83) it was held by a Division Bench of the Madras High Court that the
word "just" connotes reasonableness and something conforming to
rectitude and justice, something equitable and fair. In Sidhant Garg and
Anr. vs. Registrar of Companies & Ors. : (2012) 171 Comp. Cas. 326 it
was held by this Court (Manmohan, J.) that the word "just" would mean
that it is fair and prudent from a commercial point of view to restore the
company and that the Court has to examine the concept of "justness" not
exclusively from the perspective of a creditor or a member or a debtor,
but from the perspective of the society as a whole. The special facts of
the present case attract this principle. The respondent has received
monies from the petitioner. He was entrusted with the job of finding a
house for the petitioner in Delhi. The averments in the petition prima
facie indicate that the property "Jodhpur Gardens" was purchased not in
the name of the petitioner but in the name of the company. The shares
held by the petitioner in the company were also taken away from him
without his knowledge or consent. The settlement entered into between
Quli and Singhania by which the shares were transferred to Quli was held
by this Court to be collusive. These are disputes which are pending in the
trial court. The company is a defendant in the trial court. If its name is
not restored, it would cause injustice to the petitioner and also cause
prejudice to the trial as a whole. The message sent to the society as a
whole, if the name of the company is not restored to the register, would
be quite disturbing. The petitioner has to be protected in the litigation
pending before the trial court. As observed by the Indore Bench of the
Madhya Bharat High Court in Bhogi Lal Chiman Lal vs. Registrar, Joint
Stock Companies : AIR 1954 M.B. 70, the effect of the order of the
Registrar of Companies striking off the name of the company from the
register would be that the company will be deemed to be dissolved and it
may be difficult for the petitioner to obtain any relief in the suit pending
before the trial court. It is not also known whether the company had
brought to the notice of the ROC about the pendency of the litigation in
the trial court. If it had, perhaps the ROC would not have struck off the
name from the register.
17. It was submitted on behalf of the Registrar of Companies that in
striking off the name of the company, the procedure prescribed in Section
560 of the Act was followed. That may be so.
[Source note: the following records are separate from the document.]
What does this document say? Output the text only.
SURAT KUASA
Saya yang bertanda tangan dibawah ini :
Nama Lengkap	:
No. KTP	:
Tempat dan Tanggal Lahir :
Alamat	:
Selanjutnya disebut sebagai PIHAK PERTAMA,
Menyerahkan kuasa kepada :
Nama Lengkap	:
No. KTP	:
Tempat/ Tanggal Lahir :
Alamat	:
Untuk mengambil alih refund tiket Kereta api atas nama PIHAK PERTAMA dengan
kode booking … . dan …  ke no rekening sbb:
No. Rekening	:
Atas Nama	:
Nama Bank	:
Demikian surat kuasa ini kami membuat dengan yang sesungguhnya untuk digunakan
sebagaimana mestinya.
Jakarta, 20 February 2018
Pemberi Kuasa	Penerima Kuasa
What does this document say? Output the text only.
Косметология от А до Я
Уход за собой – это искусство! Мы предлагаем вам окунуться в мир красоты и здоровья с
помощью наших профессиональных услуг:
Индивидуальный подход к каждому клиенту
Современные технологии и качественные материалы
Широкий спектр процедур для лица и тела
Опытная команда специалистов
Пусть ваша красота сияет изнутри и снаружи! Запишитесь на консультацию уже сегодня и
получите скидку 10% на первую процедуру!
Sub-section (6) of Section
560 gives power to the company court to order restoration of the name of
the company if it finds that such a course was "just". The fact that the
ROC did follow the due procedure prescribed by law while striking off
the name cannot, therefore, be an answer to a petition filed on the ground
that it would be "just" to restore the name of the company.
18. On the facts of this case there is every reason to hold that it would
be "just" to restore the name of the company to the register of companies.
The Registrar of Companies is directed to do so. The observations made
herein are only for the purpose of disposal of the petition and shall not be
taken as any expression on the merits of the suit pending in the trial court.
19. The company petition is allowed.